Aku berhenti tepat di samping meja kerjaku. Ada sesuatu yang membuatnya tampak berbeda. Seikat bunga mawar biru, teronggok begitu saja di sana. Ini bukan pertama kalinya memang. Tapi, tetap saja membuatku terkejut. Terakhir kali aku mendapatkannya sebelum aku putus dengan Randy — sekarang sudah menikah dengan teman kantornya — setahun lalu. Tangan kananku refleks meraih bunga itu. Mawar biru. Bunga yang sepagi ini telah membangkitkan mood booster-ku. Tanpa kusadari, aku pun tersenyum. Hanya seperti itu. Selebihnya, aku memilih langsung mengutak-atik beberapa berkas aplikasi baru sisa hari Jumat yang lalu. Belum sempat aku proses, karena memang waktunya mepet.

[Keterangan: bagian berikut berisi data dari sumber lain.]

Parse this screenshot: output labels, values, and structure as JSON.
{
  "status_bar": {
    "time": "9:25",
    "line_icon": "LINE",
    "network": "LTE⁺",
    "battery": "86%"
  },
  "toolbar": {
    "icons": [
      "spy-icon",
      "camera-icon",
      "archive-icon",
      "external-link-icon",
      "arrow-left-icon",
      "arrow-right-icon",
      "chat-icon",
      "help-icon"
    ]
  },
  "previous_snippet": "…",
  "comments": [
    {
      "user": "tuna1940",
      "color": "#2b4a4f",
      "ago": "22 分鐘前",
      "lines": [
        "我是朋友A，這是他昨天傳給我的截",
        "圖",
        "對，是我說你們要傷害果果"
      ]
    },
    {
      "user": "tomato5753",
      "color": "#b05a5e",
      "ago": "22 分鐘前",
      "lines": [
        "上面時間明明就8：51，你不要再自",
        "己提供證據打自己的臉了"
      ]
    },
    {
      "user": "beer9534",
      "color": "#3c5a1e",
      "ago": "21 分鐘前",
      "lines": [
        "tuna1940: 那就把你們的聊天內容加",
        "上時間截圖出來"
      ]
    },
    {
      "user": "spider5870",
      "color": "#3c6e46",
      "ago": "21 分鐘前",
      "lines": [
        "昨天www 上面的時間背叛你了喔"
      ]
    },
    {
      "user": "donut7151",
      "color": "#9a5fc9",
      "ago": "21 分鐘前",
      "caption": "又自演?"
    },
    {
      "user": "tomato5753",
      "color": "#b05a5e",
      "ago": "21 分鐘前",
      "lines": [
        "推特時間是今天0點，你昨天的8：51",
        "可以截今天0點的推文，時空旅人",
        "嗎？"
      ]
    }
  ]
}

Setelah menyelesaikan satu aplikasi baru dari customer, iseng kuteliti kartu yang terselip di antara batangnya. Tak kutemukan apa-apa, selain ucapan selamat beraktivitas. Tanpa nama pengirim. Hanya inisial saja. R. Iya. R. Entah mengapa, ingatanku tertuju pada Pak Rajendra.
“Thanks atas sarannya, ya.”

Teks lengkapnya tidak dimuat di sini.